Wrangling Dataframes
9. Wrangling Dataframes#
We often need to perform preparatory work on our data before we can begin our analysis. The amount of preparation can vary widely, but there are a few basic steps to move from raw data to data ready for analysis. Chapter 8 addressed the initial steps of creating a dataframe from a plain-text source. In this chapter, we assess quality. To do this, we perform validity checks on individual data values and entire columns. In addition to checking the quality of the data, we determine whether or not the data need to be transformed and reshaped to get ready for analysis. Quality checking (and fixing) and transformation are often cyclical: the quality checks point us toward transformations we need to make, and when we check the transformed columns to confirm that our data are ready for analysis, we may discover they need further cleaning.

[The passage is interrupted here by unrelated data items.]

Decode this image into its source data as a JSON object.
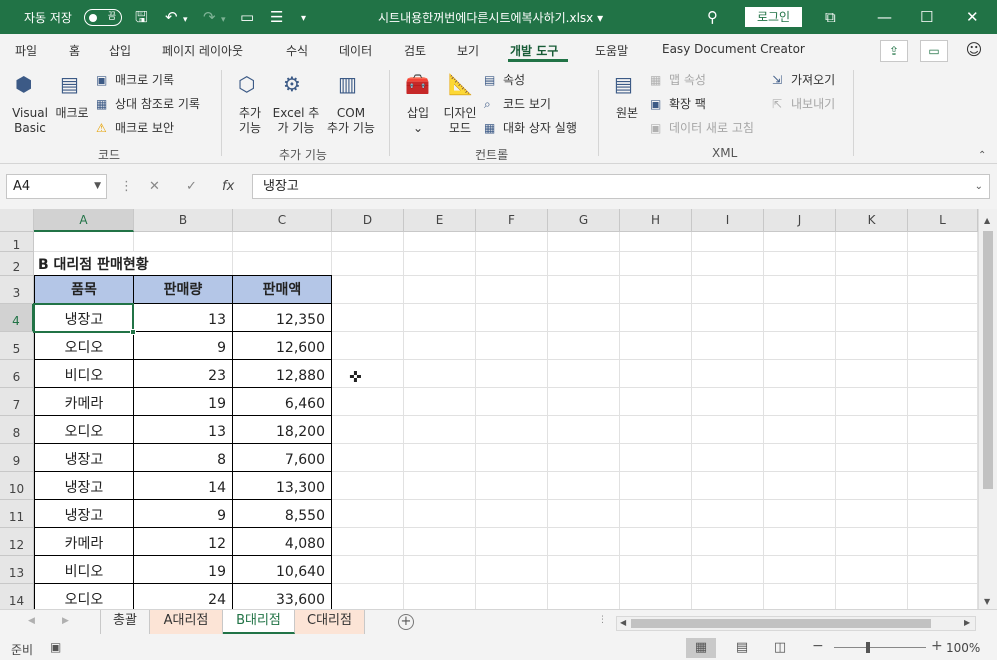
{
  "titlebar": {
    "autosave_label": "자동 저장",
    "autosave_state": "끔",
    "filename": "시트내용한꺼번에다른시트에복사하기.xlsx",
    "filename_dropdown": "▾",
    "login_label": "로그인",
    "icons": [
      "save-icon",
      "undo-icon",
      "redo-icon",
      "new-icon",
      "layout-icon",
      "customize-icon",
      "search-icon",
      "ribbon-display-icon",
      "minimize-icon",
      "restore-icon",
      "close-icon"
    ]
  },
  "menu": {
    "tabs": [
      "파일",
      "홈",
      "삽입",
      "페이지 레이아웃",
      "수식",
      "데이터",
      "검토",
      "보기",
      "개발 도구",
      "도움말",
      "Easy Document Creator"
    ],
    "active": "개발 도구"
  },
  "ribbon": {
    "code": {
      "visual_basic_line1": "Visual",
      "visual_basic_line2": "Basic",
      "macro": "매크로",
      "record_macro": "매크로 기록",
      "relative_ref": "상대 참조로 기록",
      "macro_security": "매크로 보안",
      "group_label": "코드"
    },
    "addins": {
      "addins_line1": "추가",
      "addins_line2": "기능",
      "excel_addins_line1": "Excel 추",
      "excel_addins_line2": "가 기능",
      "com_addins_line1": "COM",
      "com_addins_line2": "추가 기능",
      "group_label": "추가 기능"
    },
    "controls": {
      "insert": "삽입",
      "design_mode_line1": "디자인",
      "design_mode_line2": "모드",
      "properties": "속성",
      "view_code": "코드 보기",
      "run_dialog": "대화 상자 실행",
      "group_label": "컨트롤"
    },
    "xml": {
      "source": "원본",
      "map_properties": "맵 속성",
      "expansion_packs": "확장 팩",
      "refresh_data": "데이터 새로 고침",
      "import": "가져오기",
      "export": "내보내기",
      "group_label": "XML"
    }
  },
  "formula_bar": {
    "name_box": "A4",
    "fx": "fx",
    "content": "냉장고"
  },
  "grid": {
    "columns": [
      "A",
      "B",
      "C",
      "D",
      "E",
      "F",
      "G",
      "H",
      "I",
      "J",
      "K",
      "L"
    ],
    "rows": [
      "1",
      "2",
      "3",
      "4",
      "5",
      "6",
      "7",
      "8",
      "9",
      "10",
      "11",
      "12",
      "13",
      "14"
    ],
    "title": "B 대리점 판매현황",
    "headers": [
      "품목",
      "판매량",
      "판매액"
    ],
    "data": [
      [
        "냉장고",
        "13",
        "12,350"
      ],
      [
        "오디오",
        "9",
        "12,600"
      ],
      [
        "비디오",
        "23",
        "12,880"
      ],
      [
        "카메라",
        "19",
        "6,460"
      ],
      [
        "오디오",
        "13",
        "18,200"
      ],
      [
        "냉장고",
        "8",
        "7,600"
      ],
      [
        "냉장고",
        "14",
        "13,300"
      ],
      [
        "냉장고",
        "9",
        "8,550"
      ],
      [
        "카메라",
        "12",
        "4,080"
      ],
      [
        "비디오",
        "19",
        "10,640"
      ],
      [
        "오디오",
        "24",
        "33,600"
      ]
    ]
  },
  "sheets": {
    "tabs": [
      "총괄",
      "A대리점",
      "B대리점",
      "C대리점"
    ],
    "active": "B대리점",
    "add": "+"
  },
  "status": {
    "text": "준비",
    "zoom": "100%",
    "zoom_minus": "−",
    "zoom_plus": "+"
  },
  "colors": {
    "excel_green": "#217346",
    "header_fill": "#b4c6e7",
    "tab_peach": "#fce4d6"
  }
}
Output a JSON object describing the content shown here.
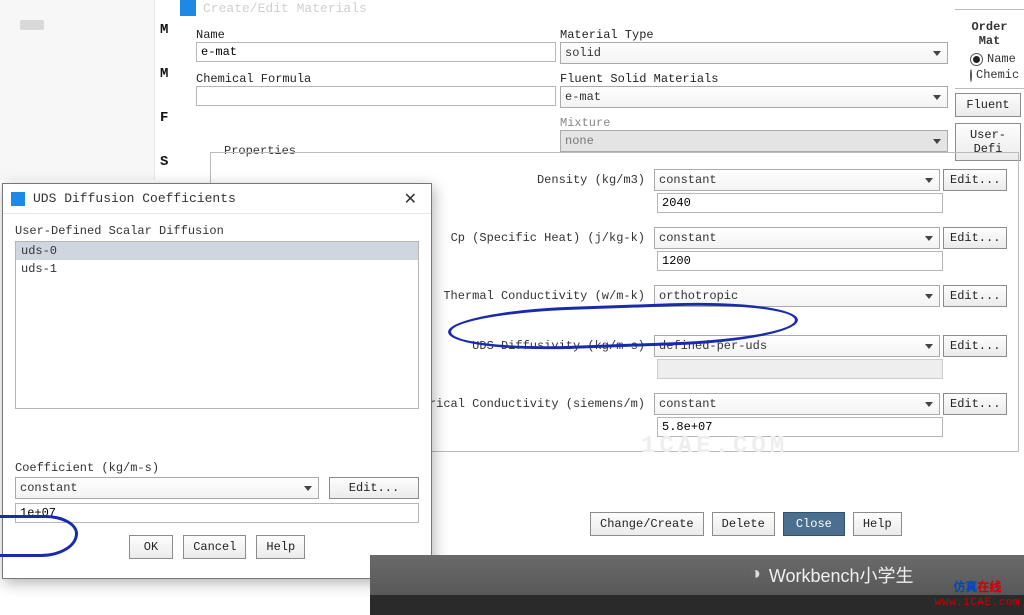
{
  "top_text": "Create/Edit Materials",
  "left_letters": [
    "M",
    "M",
    "F",
    "S"
  ],
  "form": {
    "name_label": "Name",
    "name_value": "e-mat",
    "chem_label": "Chemical Formula",
    "chem_value": "",
    "mat_type_label": "Material Type",
    "mat_type_value": "solid",
    "fsm_label": "Fluent Solid Materials",
    "fsm_value": "e-mat",
    "mixture_label": "Mixture",
    "mixture_value": "none"
  },
  "order": {
    "title": "Order Mat",
    "name": "Name",
    "chem": "Chemic",
    "fluent_btn": "Fluent",
    "userdef_btn": "User-Defi"
  },
  "props_title": "Properties",
  "props": {
    "density": {
      "label": "Density (kg/m3)",
      "method": "constant",
      "value": "2040"
    },
    "cp": {
      "label": "Cp (Specific Heat) (j/kg-k)",
      "method": "constant",
      "value": "1200"
    },
    "tcond": {
      "label": "Thermal Conductivity (w/m-k)",
      "method": "orthotropic",
      "value": ""
    },
    "udsdiff": {
      "label": "UDS Diffusivity (kg/m-s)",
      "method": "defined-per-uds",
      "value": ""
    },
    "econd": {
      "label": "rical Conductivity (siemens/m)",
      "method": "constant",
      "value": "5.8e+07"
    },
    "edit": "Edit..."
  },
  "watermark": "1CAE.COM",
  "bottom": {
    "change": "Change/Create",
    "delete": "Delete",
    "close": "Close",
    "help": "Help"
  },
  "dialog": {
    "title": "UDS Diffusion Coefficients",
    "subtitle": "User-Defined Scalar Diffusion",
    "items": [
      "uds-0",
      "uds-1"
    ],
    "coef_label": "Coefficient (kg/m-s)",
    "coef_method": "constant",
    "coef_value": "1e+07",
    "edit": "Edit...",
    "ok": "OK",
    "cancel": "Cancel",
    "help": "Help"
  },
  "footer": {
    "wb": "Workbench小学生",
    "site1a": "仿真",
    "site1b": "在线",
    "site2": "www.1CAE.com"
  }
}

Depending on the data source, we often have different expectations for quality. Some datasets require extensive wrangling to get them into an analyzable form, and others arrive clean and we can quickly launch into modeling. Here are some examples of data sources and how much wrangling we might expect to do:
Data from a scientific experiment or study are typically clean, are well documented, and have a simple structure. These data are organized to be broadly shared so that others can build on or reproduce the findings. They are typically ready for analysis after little to no wrangling.
Data from government surveys often come with very detailed codebooks and metadata describing how the data are collected and formatted, and these datasets are also typically ready for exploration and analysis right out of the “box.”
Administrative data can be clean, but without inside knowledge of the source, we may need to extensively check their quality. Also, since we often use these data for a purpose other than why they were collected in the first place, we may need to transform features or combine data tables.
Informally collected data, such as data scraped from the web, can be quite messy and tends to come with little documentation. For example, texts, tweets, blogs, and Wikipedia tables. usually require formatting and cleaning to transform them into information ready for analysis.
In this chapter, we break down data wrangling into the following stages: assess data quality; handle missing values; transform features; and reshape the data by modifying its structure and granularity. An important step in assessing the quality of the data is to consider its scope. Data scope was covered in Chapter 2, and we refer you there for a fuller treatment of the topic.
To clean and prepare data, we also rely on exploratory data analysis, especially visualizations. In this chapter, however, we focus on data wrangling and cover these other, related topics in more detail in Chapters 10 and 11.
We use the datasets introduced in Chapter 8: the DAWN government survey of emergency room visits related to drug abuse; and the San Francisco administrative data on food safety inspections of restaurants. But we begin by introducing the various data wrangling concepts through another example that is simple enough and clean enough that we can limit our focus in each of the wrangling steps.